Coffee Talk's fiercest appeal to me was its simplicity, carefully building on layers of nostalgia and fantasy not just for an old-school coffee shop where the barista doubles as local everyfriend and therapist, but a north star in a time when the traditional brick-and-mortar third place - a public, community-oriented space that fulfils specific social roles - is an endangered concept. The internet and social media has become a surrogate for many of these old interactions, and the characters in the game use a social media app called Tomodachill to post "stories" that the player can like (with no discernible effect on gameplay). It became such a nightly source of low-stakes pleasure that I could easily overlook some of the more uneven writing and tedious bits to unwind with familiar faces and go through the motions of helping my little flock of customers.

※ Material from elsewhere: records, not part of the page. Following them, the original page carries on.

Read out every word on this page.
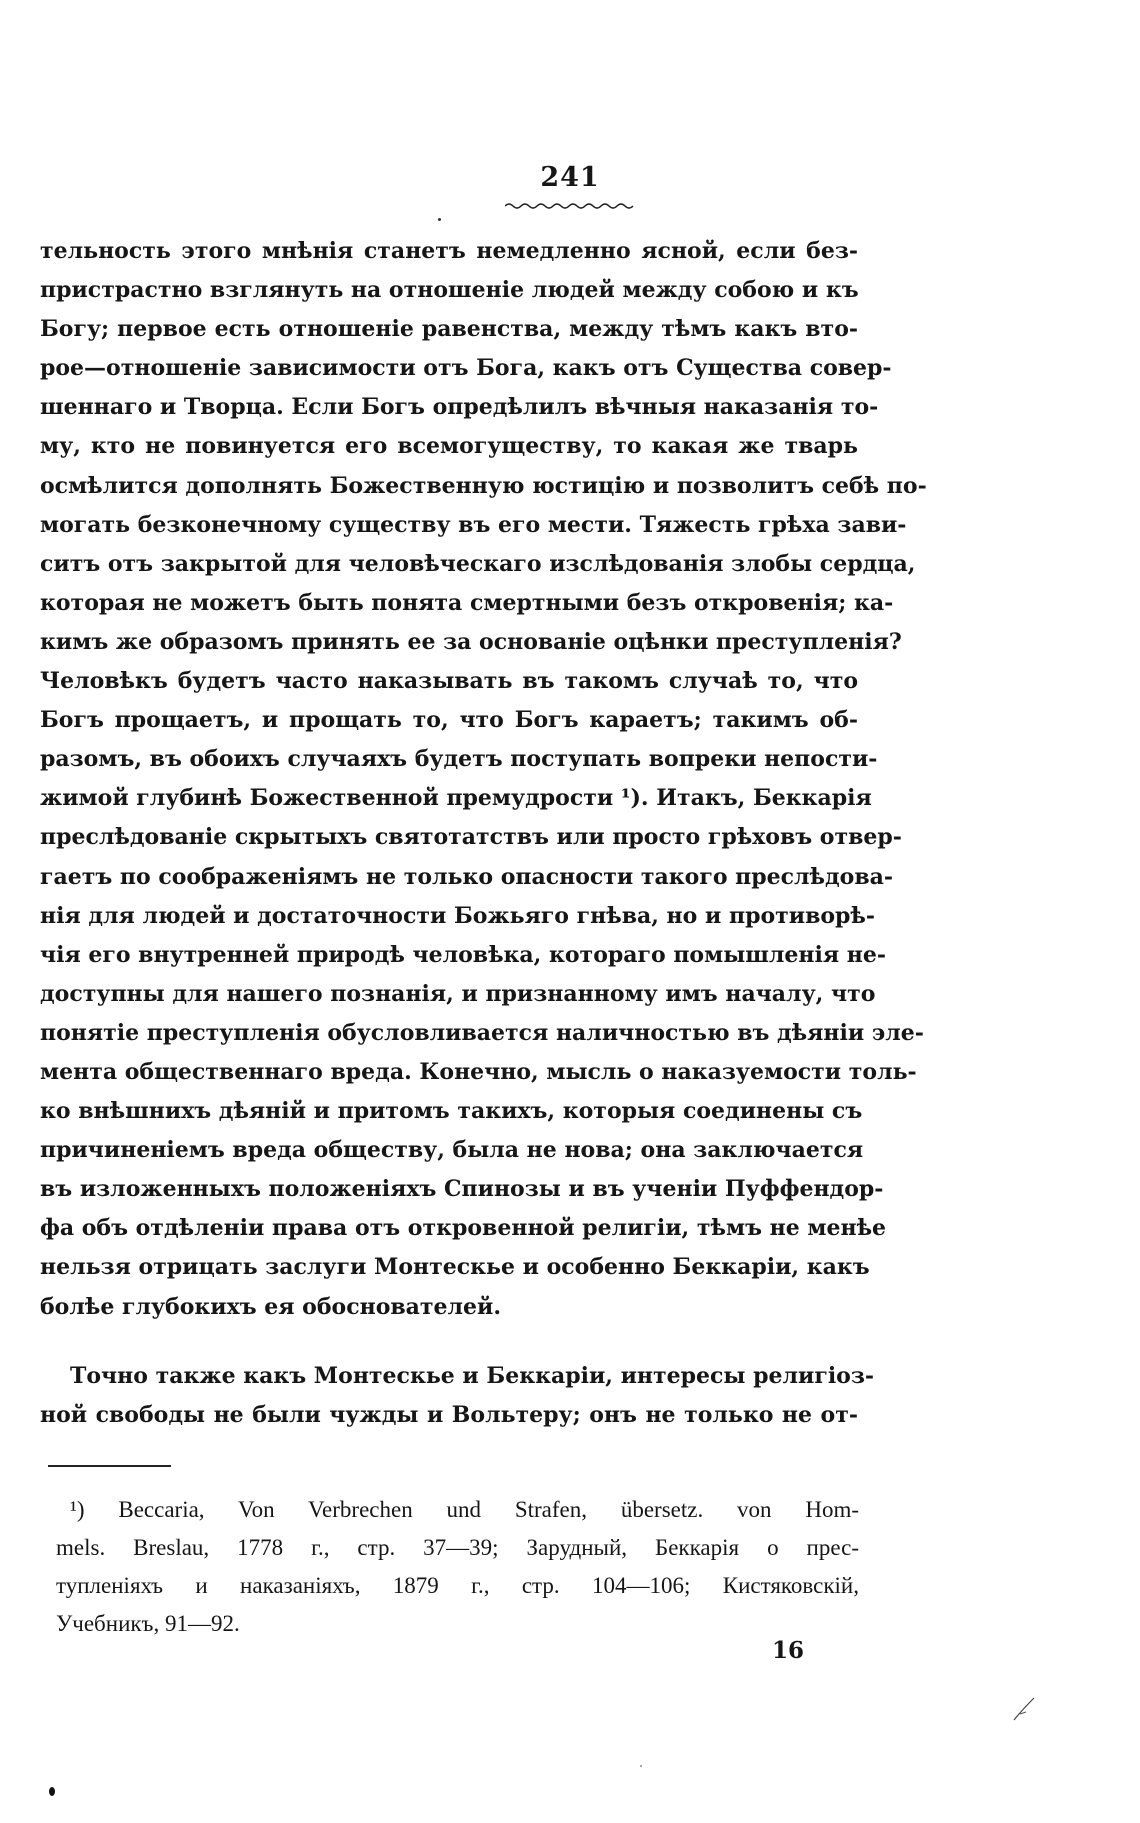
241
тельность этого мнѣнія станетъ немедленно ясной, если без-
пристрастно взглянуть на отношеніе людей между собою и къ
Богу; первое есть отношеніе равенства, между тѣмъ какъ вто-
рое—отношеніе зависимости отъ Бога, какъ отъ Существа совер-
шеннаго и Творца. Если Богъ опредѣлилъ вѣчныя наказанія то-
му, кто не повинуется его всемогуществу, то какая же тварь
осмѣлится дополнять Божественную юстицію и позволитъ себѣ по-
могать безконечному существу въ его мести. Тяжесть грѣха зави-
ситъ отъ закрытой для человѣческаго изслѣдованія злобы сердца,
которая не можетъ быть понята смертными безъ откровенія; ка-
кимъ же образомъ принять ее за основаніе оцѣнки преступленія?
Человѣкъ будетъ часто наказывать въ такомъ случаѣ то, что
Богъ прощаетъ, и прощать то, что Богъ караетъ; такимъ об-
разомъ, въ обоихъ случаяхъ будетъ поступать вопреки непости-
жимой глубинѣ Божественной премудрости ¹). Итакъ, Беккарія
преслѣдованіе скрытыхъ святотатствъ или просто грѣховъ отвер-
гаетъ по соображеніямъ не только опасности такого преслѣдова-
нія для людей и достаточности Божьяго гнѣва, но и противорѣ-
чія его внутренней природѣ человѣка, котораго помышленія не-
доступны для нашего познанія, и признанному имъ началу, что
понятіе преступленія обусловливается наличностью въ дѣяніи эле-
мента общественнаго вреда. Конечно, мысль о наказуемости толь-
ко внѣшнихъ дѣяній и притомъ такихъ, которыя соединены съ
причиненіемъ вреда обществу, была не нова; она заключается
въ изложенныхъ положеніяхъ Спинозы и въ ученіи Пуффендор-
фа объ отдѣленіи права отъ откровенной религіи, тѣмъ не менѣе
нельзя отрицать заслуги Монтескье и особенно Беккаріи, какъ
болѣе глубокихъ ея обоснователей.
Точно также какъ Монтескье и Беккаріи, интересы религіоз-
ной свободы не были чужды и Вольтеру; онъ не только не от-
¹) Beccaria, Von Verbrechen und Strafen, übersetz. von Hom-
mels. Breslau, 1778 г., стр. 37—39; Зарудный, Беккарія о прес-
тупленіяхъ и наказаніяхъ, 1879 г., стр. 104—106; Кистяковскій,
Учебникъ, 91—92.
16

Games-as-a-third-place isn't a new comparison - MMOs are probably the clearest examples of virtual spaces where people have formed low-key, low-stakes hangouts that revolve around chat. I'm not talking about doing combat-intensive raids or high-level instances, but more along the lines of Final Fantasy XIV housing roleplayers who create cute little cafes with other players (and bathhouses, and brothels, and so on). This is all, of course, player-made content, driven by groups of players within the confines of the game's parameters. And while there are other lowkey hangout visual novels that focus on conversations and low (or no) stake conflict, Coffee Talk is devoid of gimmicks and simply has a reliable, well-executed formula: an exceedingly chill soundtrack, relatable drama with occasionally sobering outcomes, earnest if not occasionally awkward attempts to give its characters meaningful social and political context, and an innate understanding of the unavoidably human need to be heard.
The whole Coffee Talk series is, on the most obvious surface-level reading, a narrative love letter to the third place, but with a little behavioral twist - it encourages (rather meta) return patronage in the form of the player loading up the game to seek a rare form of connection through its characters: the exceptional moments in time when strangers (or strangers who get off on the wrong foot) can keep it together long enough for a spark of friendship to form. Like the first Coffee Talk, Hibiscus and Butterfly winds down with the understanding that there isn't really ever an end, and the night owl in me is glad.